Siddhartha Khosla: Well, I think the difference was that the music was really, really under the microscope. Throughout the season it serves as an underscore supporting the story and sometimes really driving the story, but here there was no dialogue in that entire episode and so every note, every nuance, every sound was heard. That was something where it was critical in terms of where we put music and where we didn’t. Why would we have music here and why would we not want it here. It was a really wonderful collaboration with Julie Monroe who edited that episode, and she and I worked really closely together in terms of where we wanted the music. But she and I worked really well on that and I am very proud of it. It is such an artful episode, you do not get that opportunity that often to do something so outside the box and creative and artful. The entire episode is told from the perspective of Theo Dimas who is deaf, and so the music was underscoring Theo’s emotional state throughout a lot of it. The mystery he was privy to.
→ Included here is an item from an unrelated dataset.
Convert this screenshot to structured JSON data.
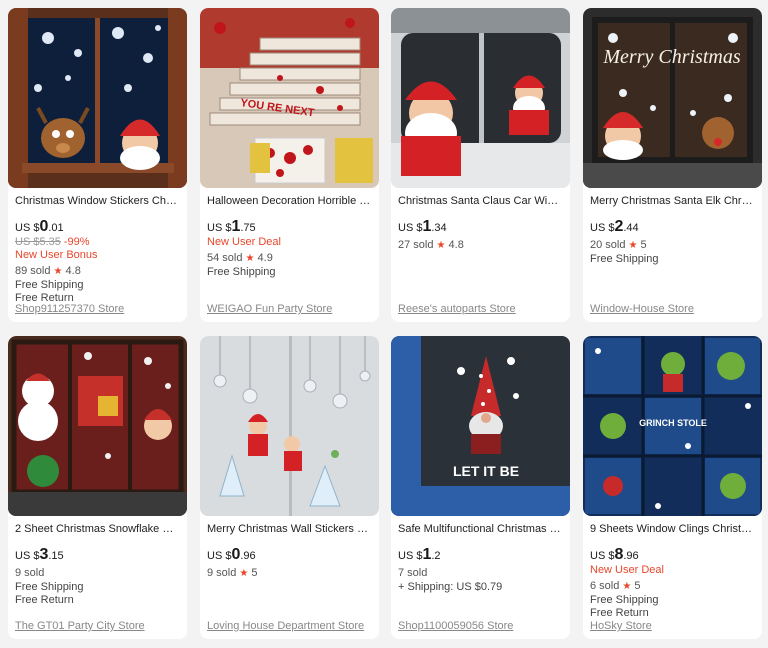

It was all from Theo’s vantage point and so it was an incredibly challenging and rewarding experience being part of that episode.
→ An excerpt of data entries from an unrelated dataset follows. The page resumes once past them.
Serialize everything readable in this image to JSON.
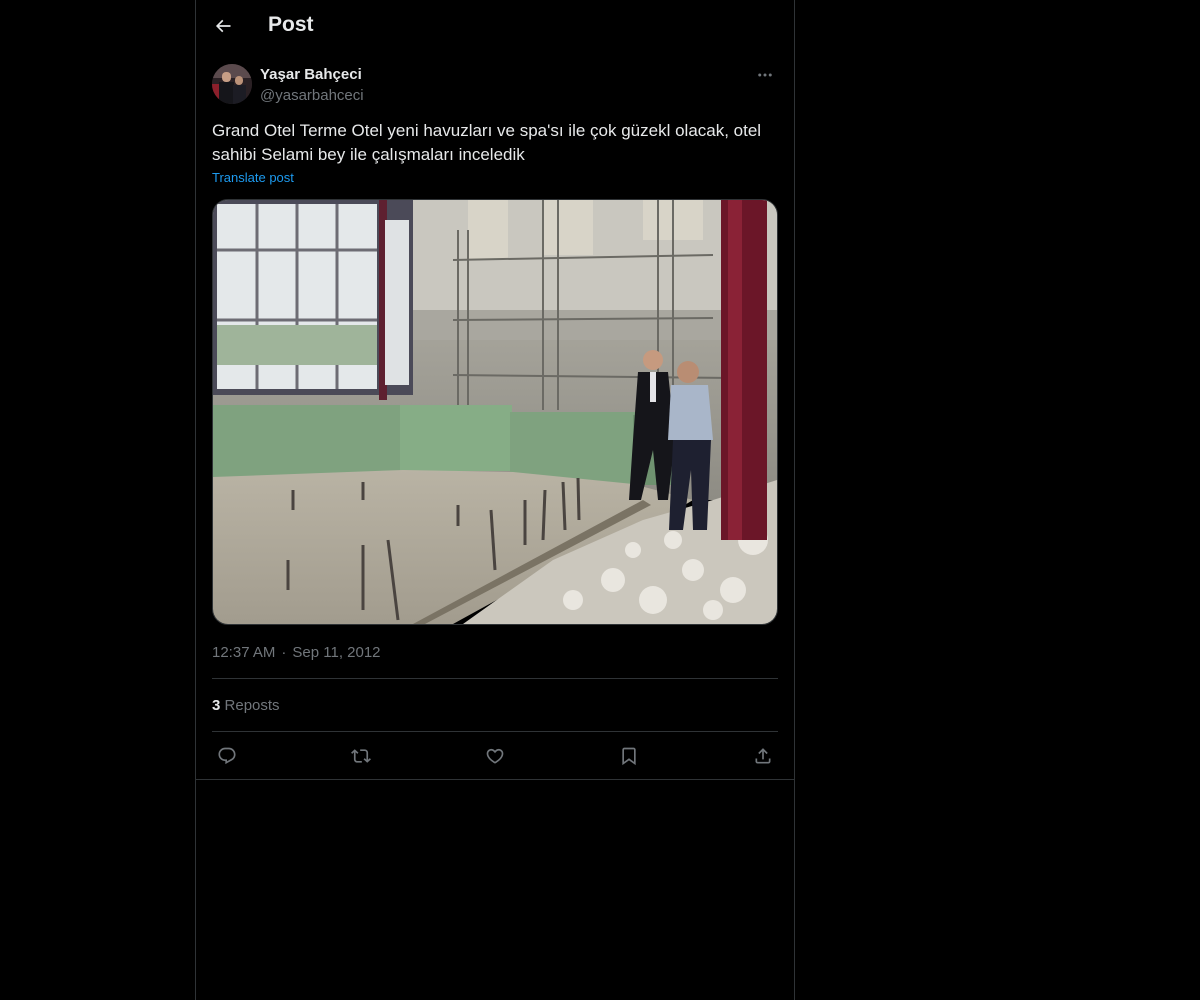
{
  "header": {
    "title": "Post",
    "back_icon": "arrow-left-icon"
  },
  "post": {
    "author_name": "Yaşar Bahçeci",
    "author_handle": "@yasarbahceci",
    "text": "Grand Otel Terme Otel yeni havuzları ve spa'sı ile çok güzekl olacak, otel sahibi Selami bey ile çalışmaları inceledik",
    "translate_label": "Translate post",
    "time": "12:37 AM",
    "separator": "·",
    "date": "Sep 11, 2012",
    "reposts_count": "3",
    "reposts_label": "Reposts"
  },
  "actions": {
    "icons": [
      "reply-icon",
      "repost-icon",
      "like-icon",
      "bookmark-icon",
      "share-icon"
    ]
  },
  "colors": {
    "background": "#000000",
    "text": "#e7e9ea",
    "secondary": "#71767b",
    "link": "#1d9bf0",
    "border": "#2f3336"
  }
}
Awards Daily: This is the fourth year in a row that you have been nominated at the Emmys. Has the experience of getting nominated changed for you?
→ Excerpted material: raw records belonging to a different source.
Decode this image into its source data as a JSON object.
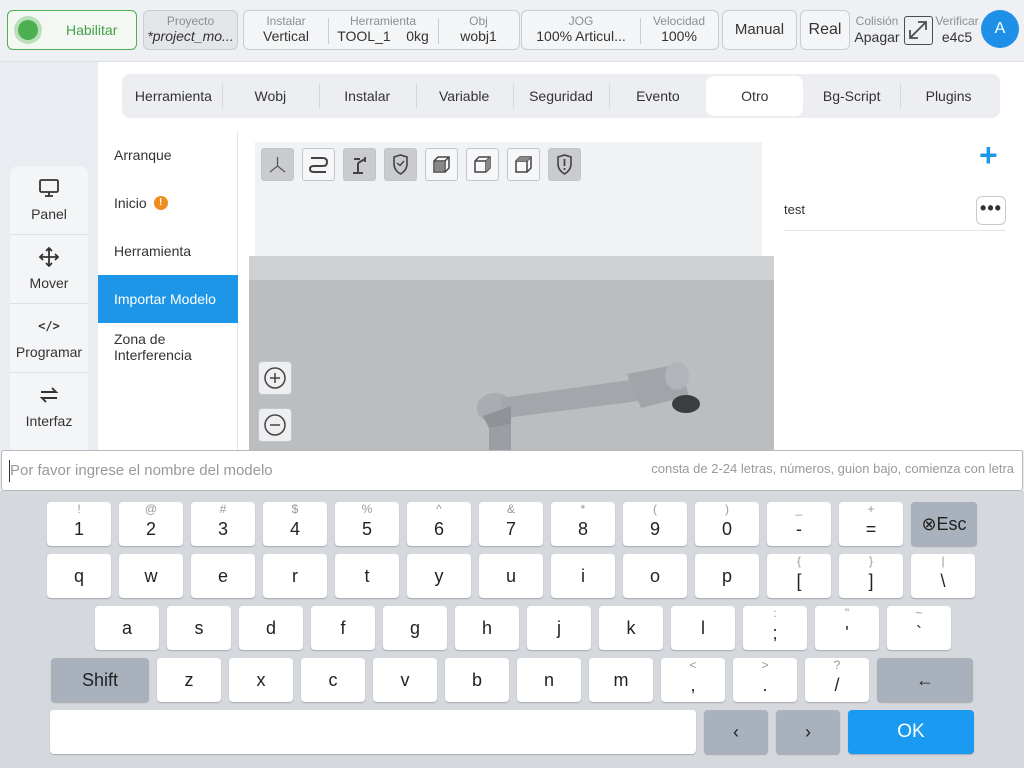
{
  "topbar": {
    "enable_label": "Habilitar",
    "project": {
      "label": "Proyecto",
      "value": "*project_mo..."
    },
    "install": {
      "label": "Instalar",
      "value": "Vertical"
    },
    "tool": {
      "label": "Herramienta",
      "value": "TOOL_1    0kg"
    },
    "obj": {
      "label": "Obj",
      "value": "wobj1"
    },
    "jog": {
      "label": "JOG",
      "value": "100%  Articul..."
    },
    "speed": {
      "label": "Velocidad",
      "value": "100%"
    },
    "manual": "Manual",
    "real": "Real",
    "collision": {
      "label": "Colisión",
      "value": "Apagar"
    },
    "verify": {
      "label": "Verificar",
      "value": "e4c5"
    },
    "avatar": "A"
  },
  "leftnav": [
    {
      "label": "Panel",
      "icon": "monitor-icon"
    },
    {
      "label": "Mover",
      "icon": "move-icon"
    },
    {
      "label": "Programar",
      "icon": "code-icon"
    },
    {
      "label": "Interfaz",
      "icon": "swap-icon"
    }
  ],
  "tabs": [
    "Herramienta",
    "Wobj",
    "Instalar",
    "Variable",
    "Seguridad",
    "Evento",
    "Otro",
    "Bg-Script",
    "Plugins"
  ],
  "active_tab": "Otro",
  "sidelist": [
    "Arranque",
    "Inicio",
    "Herramienta",
    "Importar Modelo",
    "Zona de Interferencia"
  ],
  "sidelist_warn_mark": "!",
  "model_list": [
    {
      "name": "test",
      "menu": "•••"
    }
  ],
  "add_icon": "+",
  "input": {
    "placeholder": "Por favor ingrese el nombre del modelo",
    "hint": "consta de 2-24 letras, números, guion bajo, comienza con letra"
  },
  "keyboard": {
    "row1": [
      {
        "s": "!",
        "m": "1"
      },
      {
        "s": "@",
        "m": "2"
      },
      {
        "s": "#",
        "m": "3"
      },
      {
        "s": "$",
        "m": "4"
      },
      {
        "s": "%",
        "m": "5"
      },
      {
        "s": "^",
        "m": "6"
      },
      {
        "s": "&",
        "m": "7"
      },
      {
        "s": "*",
        "m": "8"
      },
      {
        "s": "(",
        "m": "9"
      },
      {
        "s": ")",
        "m": "0"
      },
      {
        "s": "_",
        "m": "-"
      },
      {
        "s": "+",
        "m": "="
      }
    ],
    "esc": "⊗Esc",
    "row2": [
      {
        "s": "",
        "m": "q"
      },
      {
        "s": "",
        "m": "w"
      },
      {
        "s": "",
        "m": "e"
      },
      {
        "s": "",
        "m": "r"
      },
      {
        "s": "",
        "m": "t"
      },
      {
        "s": "",
        "m": "y"
      },
      {
        "s": "",
        "m": "u"
      },
      {
        "s": "",
        "m": "i"
      },
      {
        "s": "",
        "m": "o"
      },
      {
        "s": "",
        "m": "p"
      },
      {
        "s": "{",
        "m": "["
      },
      {
        "s": "}",
        "m": "]"
      },
      {
        "s": "|",
        "m": "\\"
      }
    ],
    "row3": [
      {
        "s": "",
        "m": "a"
      },
      {
        "s": "",
        "m": "s"
      },
      {
        "s": "",
        "m": "d"
      },
      {
        "s": "",
        "m": "f"
      },
      {
        "s": "",
        "m": "g"
      },
      {
        "s": "",
        "m": "h"
      },
      {
        "s": "",
        "m": "j"
      },
      {
        "s": "",
        "m": "k"
      },
      {
        "s": "",
        "m": "l"
      },
      {
        "s": ":",
        "m": ";"
      },
      {
        "s": "\"",
        "m": "'"
      },
      {
        "s": "~",
        "m": "`"
      }
    ],
    "shift": "Shift",
    "row4": [
      {
        "s": "",
        "m": "z"
      },
      {
        "s": "",
        "m": "x"
      },
      {
        "s": "",
        "m": "c"
      },
      {
        "s": "",
        "m": "v"
      },
      {
        "s": "",
        "m": "b"
      },
      {
        "s": "",
        "m": "n"
      },
      {
        "s": "",
        "m": "m"
      },
      {
        "s": "<",
        "m": ","
      },
      {
        "s": ">",
        "m": "."
      },
      {
        "s": "?",
        "m": "/"
      }
    ],
    "backspace": "←",
    "left": "‹",
    "right": "›",
    "ok": "OK"
  }
}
Siddhartha Khosla: No, it still surprises the hell out of me! I am still in shock when I get nominated. I am just floored that the Television Academy has thought so highly of the music and what is really exciting is the things I have been nominated for are things that I am incredibly proud of, well before any awards conversation. Just like the silent episode of Only Murders in the Building. When I finished working on it I wasn’t thinking about awards stuff I was thinking of how proud I was to be part of this. And I hope people get to experience and see how artful this episode is. Not just what I am doing but the whole thing. So when you get noticed for it it feels good. Because it feels like people actually paid attention to a really artful moment in television. That is a very encouraging thing, and there is so much incredible work that is out there. I am in awe of so many composers that I am nominated alongside, and even the ones who didn’t get nominations, there is so much great work out there being done and so to even be put into this conversation is mind blowing to me.
Awards Daily: Do you have any other projects that you are working on? Are you already working on season three of Only Murders in the Building?
Siddhartha Khosla: Season three has been picked up and I will probably start working on it sometime this fall. I have an idea of where we are headed so I need to start writing some thematic material for it. Then I am working on a new show called Welcome to Chippendales for Hulu, which is going to be awesome. Kumail Nanjiani is playing Somen Banerjee, this Indian immigrant who comes to the US and is responsible for starting Chippendales. It is a crazy, crazy, dramatic dark story that I cannot wait for people to see. So we are deep in that now. I am also doing a new series called Rabbit Hole for Paramount that starts Kiefer Sutherland. Then I also have a new movie coming out called Your Place or Mine directed by Aline Brosh McKenna. It is a romantic comedy film starring Reese Witherspoon and Ashton Kutcher, which I think comes out next year because we just finished it.
Awards Daily: Any final thoughts?
Siddhartha Khosla: I am just really appreciative of all the support that Only Murders in the Building has gotten. I was also nominated for a song this year from This is Us, an original song that I wrote with Taylor Goldsmith. So I am just grateful for all the love and support.